Ingredients NOT Used by Simply Organic

  • ASPARTAME: This artificial sweetener is 180 times sweeter than real sugar and can be found in many processed foods.
  • BLEACHED FLOUR: This type of flour loses many of its original whole-grain nutrients due to a bleaching process that creates white colored flour.
  • DISODIUM GUANYLATE (GMP): This synthetic flavor enhancer can be derived from starch (usually tapioca), fish, or seaweed, then chemically engineered and highly refined to intensify the impact of flavors.
  • DISODIUM INOSINATE (IMP): This synthetic flavor enhancer is used to intensify the impact of flavors
  • GENETICALLY MODIFIED ORGANISM (GMO’s): is an organism whose genetic material has been altered using genetic engineering techniques. GMO technology in the food industry refers to the use of patent-protected food crops that are resistant to commercial herbicides or able to produce pesticidal proteins from within the plant.

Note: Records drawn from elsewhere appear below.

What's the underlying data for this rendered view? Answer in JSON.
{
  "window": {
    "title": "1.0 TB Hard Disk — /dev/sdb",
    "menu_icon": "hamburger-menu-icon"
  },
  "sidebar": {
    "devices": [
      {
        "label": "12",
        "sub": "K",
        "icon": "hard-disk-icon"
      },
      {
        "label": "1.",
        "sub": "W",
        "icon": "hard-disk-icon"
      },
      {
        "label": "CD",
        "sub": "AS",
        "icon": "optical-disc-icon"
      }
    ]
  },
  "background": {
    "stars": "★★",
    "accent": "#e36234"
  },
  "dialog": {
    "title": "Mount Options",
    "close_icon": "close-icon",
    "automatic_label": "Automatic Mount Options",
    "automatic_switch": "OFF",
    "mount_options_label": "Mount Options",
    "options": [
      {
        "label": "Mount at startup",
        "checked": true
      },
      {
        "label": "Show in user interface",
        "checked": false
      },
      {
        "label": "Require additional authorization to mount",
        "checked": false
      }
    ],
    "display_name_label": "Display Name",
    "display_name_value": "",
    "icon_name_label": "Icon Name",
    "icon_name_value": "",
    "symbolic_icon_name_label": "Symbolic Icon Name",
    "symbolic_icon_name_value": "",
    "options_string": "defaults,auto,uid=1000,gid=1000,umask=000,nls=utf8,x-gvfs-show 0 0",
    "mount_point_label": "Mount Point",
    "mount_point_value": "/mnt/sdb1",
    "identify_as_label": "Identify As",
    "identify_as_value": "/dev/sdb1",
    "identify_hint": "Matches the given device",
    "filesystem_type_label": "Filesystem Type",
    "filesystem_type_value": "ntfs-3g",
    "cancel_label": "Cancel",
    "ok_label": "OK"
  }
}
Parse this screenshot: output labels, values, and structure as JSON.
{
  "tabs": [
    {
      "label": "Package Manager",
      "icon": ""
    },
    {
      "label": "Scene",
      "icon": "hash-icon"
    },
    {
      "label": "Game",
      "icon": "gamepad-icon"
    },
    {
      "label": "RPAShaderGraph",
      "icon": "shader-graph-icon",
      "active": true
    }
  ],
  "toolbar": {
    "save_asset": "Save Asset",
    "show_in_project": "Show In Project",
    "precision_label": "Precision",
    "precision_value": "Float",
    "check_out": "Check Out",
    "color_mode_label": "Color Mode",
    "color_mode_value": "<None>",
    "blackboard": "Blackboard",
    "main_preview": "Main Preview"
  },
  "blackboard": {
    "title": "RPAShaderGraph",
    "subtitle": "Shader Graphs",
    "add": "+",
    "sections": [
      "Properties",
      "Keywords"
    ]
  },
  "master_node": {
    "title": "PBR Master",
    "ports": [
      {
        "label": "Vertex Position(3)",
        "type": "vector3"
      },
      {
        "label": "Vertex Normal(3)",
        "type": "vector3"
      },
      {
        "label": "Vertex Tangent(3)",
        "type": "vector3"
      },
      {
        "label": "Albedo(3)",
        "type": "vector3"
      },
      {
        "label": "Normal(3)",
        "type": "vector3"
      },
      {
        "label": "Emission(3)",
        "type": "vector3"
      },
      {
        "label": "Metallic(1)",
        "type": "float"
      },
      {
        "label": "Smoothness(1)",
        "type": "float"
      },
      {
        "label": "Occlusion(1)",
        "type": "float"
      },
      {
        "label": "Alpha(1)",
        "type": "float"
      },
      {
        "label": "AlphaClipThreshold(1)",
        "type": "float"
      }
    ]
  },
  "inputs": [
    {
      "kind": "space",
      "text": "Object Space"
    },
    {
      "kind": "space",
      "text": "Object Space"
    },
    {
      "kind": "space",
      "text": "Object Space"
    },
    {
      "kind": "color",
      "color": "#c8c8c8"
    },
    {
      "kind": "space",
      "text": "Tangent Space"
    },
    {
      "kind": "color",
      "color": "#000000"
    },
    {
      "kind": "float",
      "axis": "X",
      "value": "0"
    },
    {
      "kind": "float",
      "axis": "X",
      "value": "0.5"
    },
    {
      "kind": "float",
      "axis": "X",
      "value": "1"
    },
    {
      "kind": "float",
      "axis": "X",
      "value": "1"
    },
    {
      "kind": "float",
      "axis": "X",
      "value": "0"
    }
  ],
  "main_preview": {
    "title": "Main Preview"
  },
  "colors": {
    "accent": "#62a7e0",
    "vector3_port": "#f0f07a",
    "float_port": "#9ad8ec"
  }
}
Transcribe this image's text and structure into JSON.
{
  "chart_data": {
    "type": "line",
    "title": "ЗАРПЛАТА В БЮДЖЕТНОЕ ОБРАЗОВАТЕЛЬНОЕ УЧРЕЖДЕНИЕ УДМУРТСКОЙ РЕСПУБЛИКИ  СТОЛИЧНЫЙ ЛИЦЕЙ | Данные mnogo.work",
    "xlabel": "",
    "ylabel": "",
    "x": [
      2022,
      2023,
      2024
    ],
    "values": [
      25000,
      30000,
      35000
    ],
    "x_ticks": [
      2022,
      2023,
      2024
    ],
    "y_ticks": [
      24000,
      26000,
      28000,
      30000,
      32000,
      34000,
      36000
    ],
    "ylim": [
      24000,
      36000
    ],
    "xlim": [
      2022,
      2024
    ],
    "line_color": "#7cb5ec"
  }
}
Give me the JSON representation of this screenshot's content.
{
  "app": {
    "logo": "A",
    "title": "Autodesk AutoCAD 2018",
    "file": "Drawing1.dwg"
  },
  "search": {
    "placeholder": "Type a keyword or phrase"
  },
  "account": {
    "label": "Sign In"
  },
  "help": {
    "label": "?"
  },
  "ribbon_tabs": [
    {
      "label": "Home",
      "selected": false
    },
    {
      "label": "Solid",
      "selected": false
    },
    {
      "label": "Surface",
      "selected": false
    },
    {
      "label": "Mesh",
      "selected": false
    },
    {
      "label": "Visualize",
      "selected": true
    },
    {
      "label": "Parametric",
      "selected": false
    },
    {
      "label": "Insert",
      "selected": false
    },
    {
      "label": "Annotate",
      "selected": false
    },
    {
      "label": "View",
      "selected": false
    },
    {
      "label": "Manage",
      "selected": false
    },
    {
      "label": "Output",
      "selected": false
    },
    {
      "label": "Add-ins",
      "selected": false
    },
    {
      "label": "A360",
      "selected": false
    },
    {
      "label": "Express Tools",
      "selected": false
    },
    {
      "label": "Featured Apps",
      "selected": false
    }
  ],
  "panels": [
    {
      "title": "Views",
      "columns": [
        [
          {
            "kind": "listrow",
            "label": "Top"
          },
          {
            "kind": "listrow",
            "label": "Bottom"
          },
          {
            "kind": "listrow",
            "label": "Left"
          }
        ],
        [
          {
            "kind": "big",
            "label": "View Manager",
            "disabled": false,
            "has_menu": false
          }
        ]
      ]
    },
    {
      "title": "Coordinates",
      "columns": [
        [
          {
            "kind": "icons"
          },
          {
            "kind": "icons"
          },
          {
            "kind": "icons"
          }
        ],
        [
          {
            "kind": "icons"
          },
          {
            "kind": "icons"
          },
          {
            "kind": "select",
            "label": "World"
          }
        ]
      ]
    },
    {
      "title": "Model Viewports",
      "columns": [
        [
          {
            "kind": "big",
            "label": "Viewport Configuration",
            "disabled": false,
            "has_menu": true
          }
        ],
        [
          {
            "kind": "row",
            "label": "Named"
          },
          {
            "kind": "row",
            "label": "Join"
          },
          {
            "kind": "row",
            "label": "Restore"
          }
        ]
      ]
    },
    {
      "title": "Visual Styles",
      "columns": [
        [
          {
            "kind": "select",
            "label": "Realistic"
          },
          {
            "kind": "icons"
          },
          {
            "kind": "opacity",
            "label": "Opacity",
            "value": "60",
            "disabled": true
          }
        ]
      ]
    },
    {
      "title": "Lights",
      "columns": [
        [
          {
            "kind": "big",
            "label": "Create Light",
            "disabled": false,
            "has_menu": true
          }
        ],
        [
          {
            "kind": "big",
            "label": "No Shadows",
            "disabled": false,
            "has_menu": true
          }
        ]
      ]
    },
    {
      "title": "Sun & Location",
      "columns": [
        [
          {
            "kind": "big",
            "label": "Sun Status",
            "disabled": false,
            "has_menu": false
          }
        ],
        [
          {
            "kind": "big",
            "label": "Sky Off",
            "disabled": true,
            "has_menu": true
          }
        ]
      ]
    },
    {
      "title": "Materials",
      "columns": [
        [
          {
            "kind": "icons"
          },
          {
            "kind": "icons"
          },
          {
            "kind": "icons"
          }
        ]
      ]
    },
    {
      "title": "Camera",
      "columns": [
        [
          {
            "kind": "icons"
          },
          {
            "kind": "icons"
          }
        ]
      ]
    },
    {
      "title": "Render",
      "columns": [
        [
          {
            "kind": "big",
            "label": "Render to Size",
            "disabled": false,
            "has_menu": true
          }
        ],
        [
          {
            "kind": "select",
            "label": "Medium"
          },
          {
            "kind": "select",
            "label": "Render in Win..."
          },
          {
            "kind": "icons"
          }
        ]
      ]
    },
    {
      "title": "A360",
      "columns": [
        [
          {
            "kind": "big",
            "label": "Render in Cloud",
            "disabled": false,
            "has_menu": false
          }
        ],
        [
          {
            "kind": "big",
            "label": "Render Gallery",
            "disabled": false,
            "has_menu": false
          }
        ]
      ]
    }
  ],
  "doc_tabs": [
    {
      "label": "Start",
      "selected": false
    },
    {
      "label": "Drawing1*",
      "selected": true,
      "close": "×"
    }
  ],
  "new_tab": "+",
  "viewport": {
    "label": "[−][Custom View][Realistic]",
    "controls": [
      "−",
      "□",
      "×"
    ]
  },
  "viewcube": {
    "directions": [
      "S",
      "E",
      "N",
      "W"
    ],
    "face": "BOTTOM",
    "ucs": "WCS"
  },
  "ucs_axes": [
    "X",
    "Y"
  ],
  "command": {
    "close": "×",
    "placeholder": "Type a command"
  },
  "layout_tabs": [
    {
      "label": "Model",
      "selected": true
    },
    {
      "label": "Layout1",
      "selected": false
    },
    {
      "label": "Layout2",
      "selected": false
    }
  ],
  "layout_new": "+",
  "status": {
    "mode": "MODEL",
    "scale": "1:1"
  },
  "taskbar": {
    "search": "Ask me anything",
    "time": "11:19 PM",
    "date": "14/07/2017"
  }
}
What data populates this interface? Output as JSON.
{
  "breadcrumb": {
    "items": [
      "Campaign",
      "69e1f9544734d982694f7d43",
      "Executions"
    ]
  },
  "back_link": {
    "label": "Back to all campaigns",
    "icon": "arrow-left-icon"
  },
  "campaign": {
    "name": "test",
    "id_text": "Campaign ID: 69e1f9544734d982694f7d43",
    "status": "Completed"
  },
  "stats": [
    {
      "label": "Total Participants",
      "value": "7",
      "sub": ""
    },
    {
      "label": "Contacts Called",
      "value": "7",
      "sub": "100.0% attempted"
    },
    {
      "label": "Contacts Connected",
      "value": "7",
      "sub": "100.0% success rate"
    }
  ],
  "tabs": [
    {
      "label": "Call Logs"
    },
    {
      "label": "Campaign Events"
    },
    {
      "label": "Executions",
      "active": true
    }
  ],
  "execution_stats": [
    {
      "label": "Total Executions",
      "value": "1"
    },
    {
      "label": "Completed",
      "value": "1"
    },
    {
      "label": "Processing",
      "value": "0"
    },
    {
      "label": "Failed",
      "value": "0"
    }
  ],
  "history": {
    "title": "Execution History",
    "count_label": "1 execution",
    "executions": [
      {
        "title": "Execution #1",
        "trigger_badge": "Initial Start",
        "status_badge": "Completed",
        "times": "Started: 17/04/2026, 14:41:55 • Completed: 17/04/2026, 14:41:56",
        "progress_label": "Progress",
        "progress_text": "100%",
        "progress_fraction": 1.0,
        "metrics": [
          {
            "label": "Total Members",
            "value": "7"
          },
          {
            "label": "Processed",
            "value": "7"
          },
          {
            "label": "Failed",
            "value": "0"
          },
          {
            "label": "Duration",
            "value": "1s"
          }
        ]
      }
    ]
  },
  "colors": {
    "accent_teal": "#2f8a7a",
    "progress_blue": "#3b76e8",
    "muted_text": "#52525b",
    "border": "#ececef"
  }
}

  • HIGH FRUTOSE CORN SYRUP: This sugar is made from corn syrup through an enzymatic action that converts dextrose sugar into fructose sugar. HFCS is sweeter than corn syrup, which is why you find it in processed food.
  • HYDROLYZED PROTEINS: Proteins (often corn or soy) that have been broken down by acids or enzymes into amino acids and used as a flavor enhancer to intensify flavor impact.
  • HYDROGENATED OILS: Hydrogenation is a chemical process that results in unsaturated, liquid oil becoming saturated, solid fats.
  • MODIFIED FOOD/CORN STARCH: A carbohydrate, usually obtained from corn, wheat, potato or rice that undergoes a chemical or physical modification to change its gelling properties. The starch is used as a thickener and bulking agent.
  • MONOSODIUM GLUTAMATE (MSG): A synthetic flavor enhancer derived from corn protein used to intensify the impact of flavors.
  • PARTIALLY HYDROGENATED OIL: Partial hydrogenation is a chemical process that results in unsaturated, liquid oil becoming saturated, semi-solid fats. This process can result in the formation of trans fatty acids.
  • SUCRALOSE: This artificial sweetener is not broken down in the body; therefore it is noncaloric and it is 600 times sweeter than real sugar.